While the pairwise model used in the paper assumes that the network is regular and only accounts for the number of links each node has, it is possible to relax this seemingly restrictive assumption. In KhudaBukhsh et al. (2023), DSA was used for an SIR epidemic on a configuration model network with Poisson degree distribution. Recently, it has been shown (Kiss et al. 2023) that the pairwise model remains exact for networks with binomial, Poisson or negative binomial degree distribution; see also (KhudaBukhsh et al. 2022, Corollary 1, Section 5.2) where a similar result was derived for a susceptible-infected (SI) process on configuration model random graphs. The difference in the degree distributions manifests itself in the PW model via the type of closure one uses. For example, if the underlying network has a Poisson degree distribution, then \(\kappa \) is simply set to \(\kappa =1\), and the parameter of the Poisson distribution, and hence, the network enters the PW model via the initial conditions. A similar modification is possible for networks where the degree distribution is negative binomial thus separating mean from variance. These all offer extensions and improvements above and beyond what the PW model was able to capture about the network. Moreover, employing the edge-based compartmental model, another network-based mean-field model, which uses the probability generating function of corresponding to the degree distribution of the network makes it possible to aim for learning the degree distribution of the underlying network.

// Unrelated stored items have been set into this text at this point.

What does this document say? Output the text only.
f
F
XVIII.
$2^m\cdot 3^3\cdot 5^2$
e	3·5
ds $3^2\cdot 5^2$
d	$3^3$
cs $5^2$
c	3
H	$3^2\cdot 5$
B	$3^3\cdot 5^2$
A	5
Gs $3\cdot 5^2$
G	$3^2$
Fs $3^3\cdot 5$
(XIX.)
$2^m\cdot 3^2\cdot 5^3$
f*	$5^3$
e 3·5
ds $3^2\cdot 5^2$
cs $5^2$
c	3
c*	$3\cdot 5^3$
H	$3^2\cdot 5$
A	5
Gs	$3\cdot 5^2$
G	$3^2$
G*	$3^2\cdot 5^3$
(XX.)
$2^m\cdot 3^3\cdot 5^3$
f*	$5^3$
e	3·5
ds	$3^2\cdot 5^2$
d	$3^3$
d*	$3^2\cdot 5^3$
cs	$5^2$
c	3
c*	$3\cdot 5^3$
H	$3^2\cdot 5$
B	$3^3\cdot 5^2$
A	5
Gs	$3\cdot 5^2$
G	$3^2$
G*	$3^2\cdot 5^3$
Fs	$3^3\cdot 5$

The crucial advantage of the DSA methodology is the change in perspective about the mean-field ordinary differential equations. In the DSA approach, we view the ODEs as descriptions of probability laws of individual times of infection and recovery, as opposed to their traditional interpretations as limiting proportions or scaled sizes of compartments. By doing so, we are able to directly model the underlying survival functions corresponding to the individual times of infection and recovery, and thereby, bring to bear the entire toolkit of survival analysis for the purpose of parameter inference. Even though the DSA methodology has now been applied to several compartmental models, both Markovian and non-Markovian, both under mass-action and network-based contact patterns, the law of large numbers-based DSA methodology needs further improvement to adjust for stochastic effects when applied to finite (often small) populations.